ソフトバンクは6月28日、造林地の巡回や監視、荷物の運搬といった林業の作業をロボットが担えるかを検証する実証実験を同月から開始したと発表した。電動ロボットの活用によるスマート林業の実現とゼロエミッションに向け、森林研究・整備機構 森林総合研究所と共同で実施する。
同実験は、2021年度に両者が新エネルギー・産業技術総合開発機構(NEDO)から受託した、「NEDO先導研究プログラム/農山村の森林整備に対応した脱炭素型電動ロボットの研究開発」として実施する。

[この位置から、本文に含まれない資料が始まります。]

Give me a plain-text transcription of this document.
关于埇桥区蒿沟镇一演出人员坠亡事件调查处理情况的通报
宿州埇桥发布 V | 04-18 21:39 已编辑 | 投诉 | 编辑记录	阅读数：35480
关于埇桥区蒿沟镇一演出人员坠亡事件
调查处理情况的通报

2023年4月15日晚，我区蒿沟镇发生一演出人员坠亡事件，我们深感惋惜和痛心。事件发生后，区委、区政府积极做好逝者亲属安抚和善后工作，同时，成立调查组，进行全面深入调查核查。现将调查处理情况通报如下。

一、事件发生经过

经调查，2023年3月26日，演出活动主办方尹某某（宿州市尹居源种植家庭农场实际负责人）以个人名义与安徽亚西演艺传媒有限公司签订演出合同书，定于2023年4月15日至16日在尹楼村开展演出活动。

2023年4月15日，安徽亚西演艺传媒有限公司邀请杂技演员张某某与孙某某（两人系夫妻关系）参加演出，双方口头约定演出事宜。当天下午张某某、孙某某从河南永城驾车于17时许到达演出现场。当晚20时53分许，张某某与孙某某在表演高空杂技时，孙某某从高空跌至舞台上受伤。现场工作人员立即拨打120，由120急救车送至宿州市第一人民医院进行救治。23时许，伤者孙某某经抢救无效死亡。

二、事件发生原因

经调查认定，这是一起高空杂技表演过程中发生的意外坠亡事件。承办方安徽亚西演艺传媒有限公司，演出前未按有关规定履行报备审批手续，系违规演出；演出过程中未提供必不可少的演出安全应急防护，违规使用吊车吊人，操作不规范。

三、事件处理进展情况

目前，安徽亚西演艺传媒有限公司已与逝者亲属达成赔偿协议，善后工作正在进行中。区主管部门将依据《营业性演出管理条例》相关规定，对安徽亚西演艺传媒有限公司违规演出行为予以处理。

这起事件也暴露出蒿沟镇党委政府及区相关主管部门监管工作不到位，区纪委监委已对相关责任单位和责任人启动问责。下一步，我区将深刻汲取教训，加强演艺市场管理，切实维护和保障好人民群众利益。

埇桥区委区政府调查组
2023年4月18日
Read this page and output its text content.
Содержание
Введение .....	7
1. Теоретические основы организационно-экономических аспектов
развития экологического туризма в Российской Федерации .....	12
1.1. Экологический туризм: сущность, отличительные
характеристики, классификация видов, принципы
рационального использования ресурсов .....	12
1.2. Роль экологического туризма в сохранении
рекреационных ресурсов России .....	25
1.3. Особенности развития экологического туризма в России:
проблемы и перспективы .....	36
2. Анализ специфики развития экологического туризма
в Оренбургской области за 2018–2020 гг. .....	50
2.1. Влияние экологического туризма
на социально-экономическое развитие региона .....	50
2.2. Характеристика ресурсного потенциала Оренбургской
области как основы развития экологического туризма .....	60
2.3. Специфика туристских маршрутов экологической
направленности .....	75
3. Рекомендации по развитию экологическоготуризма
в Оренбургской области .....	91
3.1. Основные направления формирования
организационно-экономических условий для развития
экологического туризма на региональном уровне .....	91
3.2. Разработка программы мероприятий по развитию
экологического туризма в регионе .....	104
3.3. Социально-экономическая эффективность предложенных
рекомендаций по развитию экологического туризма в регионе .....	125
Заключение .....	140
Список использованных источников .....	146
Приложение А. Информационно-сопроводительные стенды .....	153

2021年度は北海道下川町などにある造林地や急傾斜地といった過酷な環境下において、電動四足歩行ロボットの歩行能力を調査、検討。一定の条件下であれば斜面や障害物などがあっても安定した歩行ができることが判明したという。
2022年度は、電動四足歩行ロボットが造林地の巡回や監視、荷物の運搬などの作業を担えるかを検証する。作業が可能な地表面の凹凸や柔らかさ、傾斜などを明らかにする。
造林地で設定したルートを自動で歩行する機能や、複数台のロボットで協調作業を行うためのシステムの開発にも取り組む。造林地の多くを占める携帯電話の電波が届かない場所でもロボットを運用するため、衛星通信や長距離、広範囲をカバーするWi-Fiなどの通信手段を用いて、造林地でロボットが自動で歩行するための通信環境の構築、検証も実施するとしている。
ソフトバンクは、自動歩行機能に高精度測位サービス「ichimill(イチミル)」を活用するほか、通信事業者として持つ知見やノウハウを提供する。同実験は北海道下川町と茨城県つくば市で計2回行う予定で、ロボットはBoston Dynamicsの「Spot」を利用する。
スマート林業に向けた四足歩行ロボット活用の実証実験(2021年度の様子)
国内の人工林は、約半分が伐採時期を迎えて木材の利用が拡大しているが、林業従事者の高齢化や担い手不足、少ない伐採収益のために森林の再造林が進んでいない。
この状況は、二酸化炭素の吸収量の低下や森林の荒廃による災害増加などの懸念にもつながっている。さらに、林業は人力作業が多いため、省力化と労働災害の削減が大きな課題になっている。
両者は、林業が抱えるこれらの課題に対し、ロボットをはじめとしたテクノロジーを活用してスマート林業の早期実現を目指すとしている。